Love seemed to emanate from a single point of light. The bliss was indescribable … I took a tour of my lungs. There were nodules but they seemed rather unimportant … I was being told (without words) to not worry about the cancer … it’s minor in the scheme of things, simply an imperfection of your humanity and that the real work to be done is before you. Again, love … [On the day after the session] I felt spectacular … both physically and mentally! It had been a very long time since I’d felt that good … a serene sense of balance … Undoubtedly, my life has changed in ways I may never fully comprehend. I now have an understanding, an awareness that goes beyond intellect, that my life, that every life, and all that is the universe, equals one thing: Love.

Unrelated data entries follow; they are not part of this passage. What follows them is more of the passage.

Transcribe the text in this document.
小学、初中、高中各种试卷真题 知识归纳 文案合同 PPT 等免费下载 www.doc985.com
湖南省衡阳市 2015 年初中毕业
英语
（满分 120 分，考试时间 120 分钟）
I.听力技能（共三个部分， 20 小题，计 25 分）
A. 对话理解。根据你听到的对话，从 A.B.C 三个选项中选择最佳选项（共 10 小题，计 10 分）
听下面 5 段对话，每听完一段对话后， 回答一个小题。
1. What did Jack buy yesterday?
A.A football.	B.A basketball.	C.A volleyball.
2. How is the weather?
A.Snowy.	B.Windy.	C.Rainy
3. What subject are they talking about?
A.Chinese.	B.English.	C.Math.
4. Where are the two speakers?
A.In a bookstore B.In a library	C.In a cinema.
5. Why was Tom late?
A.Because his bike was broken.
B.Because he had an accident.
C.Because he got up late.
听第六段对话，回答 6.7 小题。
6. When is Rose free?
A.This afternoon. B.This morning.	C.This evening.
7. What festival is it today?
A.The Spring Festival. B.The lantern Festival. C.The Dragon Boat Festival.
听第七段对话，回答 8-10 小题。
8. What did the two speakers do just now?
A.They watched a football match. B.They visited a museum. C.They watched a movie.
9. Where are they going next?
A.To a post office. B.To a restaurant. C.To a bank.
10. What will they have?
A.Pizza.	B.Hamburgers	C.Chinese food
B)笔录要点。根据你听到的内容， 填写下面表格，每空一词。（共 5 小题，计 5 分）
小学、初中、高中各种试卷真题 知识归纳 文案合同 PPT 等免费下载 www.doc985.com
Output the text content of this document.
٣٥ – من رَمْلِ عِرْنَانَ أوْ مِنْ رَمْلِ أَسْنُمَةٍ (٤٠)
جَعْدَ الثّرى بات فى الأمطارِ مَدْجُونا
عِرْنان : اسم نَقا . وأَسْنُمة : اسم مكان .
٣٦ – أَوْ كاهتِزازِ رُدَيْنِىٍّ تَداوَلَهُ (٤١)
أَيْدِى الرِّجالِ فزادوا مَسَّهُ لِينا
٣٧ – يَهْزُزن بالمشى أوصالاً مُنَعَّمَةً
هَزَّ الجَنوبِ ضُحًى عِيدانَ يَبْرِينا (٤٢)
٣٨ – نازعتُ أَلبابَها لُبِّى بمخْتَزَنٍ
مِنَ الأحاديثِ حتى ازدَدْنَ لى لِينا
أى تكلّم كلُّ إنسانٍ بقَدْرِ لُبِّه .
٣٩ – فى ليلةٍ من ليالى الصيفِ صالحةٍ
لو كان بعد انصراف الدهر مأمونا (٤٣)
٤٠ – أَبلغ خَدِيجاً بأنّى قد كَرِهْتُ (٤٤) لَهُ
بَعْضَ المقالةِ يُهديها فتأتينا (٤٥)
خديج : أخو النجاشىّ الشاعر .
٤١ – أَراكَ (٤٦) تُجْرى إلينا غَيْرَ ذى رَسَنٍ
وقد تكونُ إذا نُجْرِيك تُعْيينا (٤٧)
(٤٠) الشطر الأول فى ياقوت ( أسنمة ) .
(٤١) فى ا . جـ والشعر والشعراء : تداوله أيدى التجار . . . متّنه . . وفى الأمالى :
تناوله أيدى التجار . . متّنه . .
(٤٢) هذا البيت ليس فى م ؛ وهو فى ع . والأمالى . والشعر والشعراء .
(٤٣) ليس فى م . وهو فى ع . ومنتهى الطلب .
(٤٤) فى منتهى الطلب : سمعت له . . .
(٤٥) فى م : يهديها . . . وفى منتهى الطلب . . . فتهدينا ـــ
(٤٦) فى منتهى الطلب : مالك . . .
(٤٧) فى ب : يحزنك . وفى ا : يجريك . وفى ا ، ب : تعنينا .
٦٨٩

It’s true we don’t know much about psychedelic states of consciousness. Are they merely biochemical carnivals producing internal hallucinations, or are they — as people often describe them — “more real than real”? The psychedelic experience has always been just that — the ultimate subjective experience, ineffable and very difficult to account for when over. But those who doubt its power or “reality” might remember that we also have precious little understanding of the neurological basis of “normal” consciousness. And when it comes to bringing comfort to the ill, of giving the gift of “indescribable bliss,” a case can be made for the irrelevance of ultimate metaphysical and scientific questions. The first psychologist to advocate for experimental mysticism also advocated for that most American of thought systems, pragmatism.
Truth, concluded William James, is what works.